The Tigray Trust supports village communities in Tigray, Ethiopia in finding ways to make their lives sustainable in the face of extreme poverty and the ever-growing threat of drought and famine – exacerbated by climate change.

The Tigray Trust is a British registered charity that was set up some three years ago by a group of London-based friends. Its Director is Louise Schofield — an archaeologist who has been working in Ethiopia for five years. Her first archaeological, conservation and development project, in 2007-2009, (under the auspices of the Eyesus Hintsa Trust) transformed a barren prehistoric river valley in Tigray into an archaeological and environmental park.

The trustees:
Chairman: Janet Slee
Harriet Rosewell
Nicola Jennings (The Guardian)
Sophie Cohen (Work Group Plc)
Susan Farmer (freelance PR consultant)

Map of Ethiopia Ethiopia is one of the very poorest countries of all and the people of its north-eastern region of Tigray have had an unenviable recent history beset by civil war, border conflicts with neighbouring Eritrea, drought and terrible famine – the worst in 1985 when a million Ethiopians died.
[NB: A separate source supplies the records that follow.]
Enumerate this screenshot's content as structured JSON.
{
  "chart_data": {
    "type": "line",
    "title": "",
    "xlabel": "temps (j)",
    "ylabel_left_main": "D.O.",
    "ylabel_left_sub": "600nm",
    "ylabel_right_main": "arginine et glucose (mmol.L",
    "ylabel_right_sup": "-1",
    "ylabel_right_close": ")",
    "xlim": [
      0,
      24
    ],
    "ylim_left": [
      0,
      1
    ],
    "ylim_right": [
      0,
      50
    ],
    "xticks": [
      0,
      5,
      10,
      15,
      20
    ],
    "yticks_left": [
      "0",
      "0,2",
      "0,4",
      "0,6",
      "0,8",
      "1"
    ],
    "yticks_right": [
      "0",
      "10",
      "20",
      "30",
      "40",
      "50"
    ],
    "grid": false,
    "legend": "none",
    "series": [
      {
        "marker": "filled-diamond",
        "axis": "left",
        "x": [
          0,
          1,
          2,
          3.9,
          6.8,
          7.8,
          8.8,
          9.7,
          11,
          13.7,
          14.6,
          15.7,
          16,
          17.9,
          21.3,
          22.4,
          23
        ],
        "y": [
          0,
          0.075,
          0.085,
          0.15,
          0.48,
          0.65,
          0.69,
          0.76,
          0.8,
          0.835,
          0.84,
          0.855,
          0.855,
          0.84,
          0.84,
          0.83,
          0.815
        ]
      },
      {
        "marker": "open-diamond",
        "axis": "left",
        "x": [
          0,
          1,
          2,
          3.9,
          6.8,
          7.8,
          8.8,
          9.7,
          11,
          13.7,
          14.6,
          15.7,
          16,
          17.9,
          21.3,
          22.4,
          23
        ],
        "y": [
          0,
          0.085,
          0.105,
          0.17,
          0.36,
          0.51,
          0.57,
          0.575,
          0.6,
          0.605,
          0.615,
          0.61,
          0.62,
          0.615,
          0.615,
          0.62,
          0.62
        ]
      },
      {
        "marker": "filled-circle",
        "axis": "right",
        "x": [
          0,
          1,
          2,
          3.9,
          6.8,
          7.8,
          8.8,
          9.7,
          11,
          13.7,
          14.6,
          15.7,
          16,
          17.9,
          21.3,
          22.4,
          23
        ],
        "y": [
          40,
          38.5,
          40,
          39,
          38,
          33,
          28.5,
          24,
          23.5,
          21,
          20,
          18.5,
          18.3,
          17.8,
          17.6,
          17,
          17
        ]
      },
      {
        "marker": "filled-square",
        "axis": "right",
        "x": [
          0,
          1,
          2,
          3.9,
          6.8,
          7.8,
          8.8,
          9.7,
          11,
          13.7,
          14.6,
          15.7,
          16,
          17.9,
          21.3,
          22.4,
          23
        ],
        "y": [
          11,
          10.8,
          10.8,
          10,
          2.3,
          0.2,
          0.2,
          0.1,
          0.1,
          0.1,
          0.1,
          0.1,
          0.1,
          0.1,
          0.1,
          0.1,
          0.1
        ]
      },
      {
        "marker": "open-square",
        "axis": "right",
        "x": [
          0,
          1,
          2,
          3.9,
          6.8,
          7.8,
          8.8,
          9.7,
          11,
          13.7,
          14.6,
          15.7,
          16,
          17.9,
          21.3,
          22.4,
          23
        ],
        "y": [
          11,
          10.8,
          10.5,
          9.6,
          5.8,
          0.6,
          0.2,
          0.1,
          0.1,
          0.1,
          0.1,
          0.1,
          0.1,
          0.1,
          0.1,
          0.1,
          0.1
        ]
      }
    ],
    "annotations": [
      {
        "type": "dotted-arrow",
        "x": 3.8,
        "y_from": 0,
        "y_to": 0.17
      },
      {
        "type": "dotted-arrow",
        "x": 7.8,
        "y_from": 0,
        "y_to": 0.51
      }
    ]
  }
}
Tigray is now politically stable but drought, crop failure and famine are an ever-present danger to communities so entirely dependent on subsistence farming for a living.

In the face of all these hardships the people have maintained their dignity and their wonderful indomitability of spirit. But they need our help in finding new ways of making their lives sustainable.

The Tigray Trust works at a grassroots level with each community designing and implementing holistic projects incorporating food security, crop diversification, reforestation and the promotion of the region’s extraordinary cultural heritage to encourage ecotourism as an additional and sustainable source of income.

Our partners in Ethiopia include the Centre for Research and Conservation of Cultural Heritage (CRCCH) in Addis Ababa, the Tigray Commission for Tourism and Culture and the local authorities in Hawzien.